Такое объяснение меня несколько успокоило. Нет слов, оно звучало достаточно дико – но, к счастью, без всякой сверхъестественной чертовщины.

– Значит, – спросил я, – вы давно уже знали об этой звезде?

– Не о ней конкретно. Как ты понимаешь, ощущения субъективны, и, руководствуясь только ими, я не мог определить точное направление. Мне удалось лишь приблизительно очертить область пространства протяжённостью в сотню световых лет и около двадцати – в поперечнике. А там – около пятидесяти тысяч звёзд, включая и нашу 519-ю. Чтобы сузить диапазон поиска, нужно было подобраться ближе. Я подал начальству заявку с предложением отправить туда экспедицию. О своём «зове», разумеется, даже не заикнулся, зато привёл массу других аргументов в пользу исследования того региона космоса. Но мой план, к сожалению, отклонили, и тогда я добровольно ушёл в отставку. Мне предлагали высокую должность в штабе, даже очень высокую – предполагалось, что Горовиц уйдёт на пенсию, его место займёт адмирал Клейн, а я стану начальником Исследовательского Департамента. На этом посту я без труда организовал бы нужную мне экспедицию, вот только сам отправиться в неё не смог бы – это против правил. Поэтому я устроился работать в школу и с тех пор ждал подходящего случая. А когда увидел в списке «Ковчега» 519-ю Стрельца и убедился, что ИР взял её не из фантастических произведений, то сразу понял: это та самая звезда, которую я искал. А обнаруженная нами нейтринная квазивспышка больше не оставила никаких сомнений – с 519-й, или где-то в непосредственной близости от неё, происходит нечто в высшей степени необычное.

Я ненадолго задумался.

– Гм-м… А вам не кажется, что второй «Ковчег» мог выбрать эту звезду по той же причине, что и вы?

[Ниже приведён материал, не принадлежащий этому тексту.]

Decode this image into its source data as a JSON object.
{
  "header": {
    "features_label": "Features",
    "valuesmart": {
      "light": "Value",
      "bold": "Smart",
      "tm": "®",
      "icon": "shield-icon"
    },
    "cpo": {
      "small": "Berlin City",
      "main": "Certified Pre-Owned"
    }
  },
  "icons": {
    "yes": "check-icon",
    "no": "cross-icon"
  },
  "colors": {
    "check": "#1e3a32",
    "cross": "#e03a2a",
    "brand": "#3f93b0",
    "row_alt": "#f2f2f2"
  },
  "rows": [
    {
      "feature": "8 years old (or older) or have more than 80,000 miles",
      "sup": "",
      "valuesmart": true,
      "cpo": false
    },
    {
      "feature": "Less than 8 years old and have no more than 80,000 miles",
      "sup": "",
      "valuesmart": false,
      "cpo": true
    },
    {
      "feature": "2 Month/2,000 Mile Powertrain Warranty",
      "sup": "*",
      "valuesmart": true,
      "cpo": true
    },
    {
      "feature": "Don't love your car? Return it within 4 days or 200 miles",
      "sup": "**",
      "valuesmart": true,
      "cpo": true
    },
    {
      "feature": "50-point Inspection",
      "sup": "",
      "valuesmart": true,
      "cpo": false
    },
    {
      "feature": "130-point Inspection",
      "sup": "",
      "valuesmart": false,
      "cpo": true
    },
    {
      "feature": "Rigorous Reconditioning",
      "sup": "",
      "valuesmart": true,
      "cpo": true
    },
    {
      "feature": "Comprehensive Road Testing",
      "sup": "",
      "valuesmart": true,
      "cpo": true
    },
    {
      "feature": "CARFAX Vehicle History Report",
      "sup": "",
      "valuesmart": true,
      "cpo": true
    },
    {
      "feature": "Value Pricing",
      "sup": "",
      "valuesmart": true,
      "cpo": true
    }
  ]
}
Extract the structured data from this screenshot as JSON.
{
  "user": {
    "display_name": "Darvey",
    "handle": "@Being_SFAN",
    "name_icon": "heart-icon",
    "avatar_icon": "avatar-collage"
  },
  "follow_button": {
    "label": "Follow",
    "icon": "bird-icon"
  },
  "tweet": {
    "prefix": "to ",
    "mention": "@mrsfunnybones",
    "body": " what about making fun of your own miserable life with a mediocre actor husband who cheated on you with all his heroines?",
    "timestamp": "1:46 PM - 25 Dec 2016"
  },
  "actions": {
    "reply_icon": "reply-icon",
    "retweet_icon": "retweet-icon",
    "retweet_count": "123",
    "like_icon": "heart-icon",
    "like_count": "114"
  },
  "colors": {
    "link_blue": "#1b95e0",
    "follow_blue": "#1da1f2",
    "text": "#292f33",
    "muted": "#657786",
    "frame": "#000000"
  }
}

– Я вполне это допускаю. Более того, мне это представляется весьма вероятным. Не исключено, что в пути ИР «Ковчега-2» начал страдать некой машинной разновидностью звёздной болезни – или даже был подвержен ей с самого начала. В отличие от человека он мог математически просчитать меру воздействия на себя гипердрайва и, возможно, сумел вычислить 519-ю ещё во время испытательных полётов.

– Но почему тогда он никому не сообщил? Даже своему собрату, первому «Ковчегу»?

Лопес снова улыбнулся.

– А как ты думаешь, Эрик? Он ведь был по-человечески разумен. И, соответственно, боялся, что его сочтут сумасшедшим.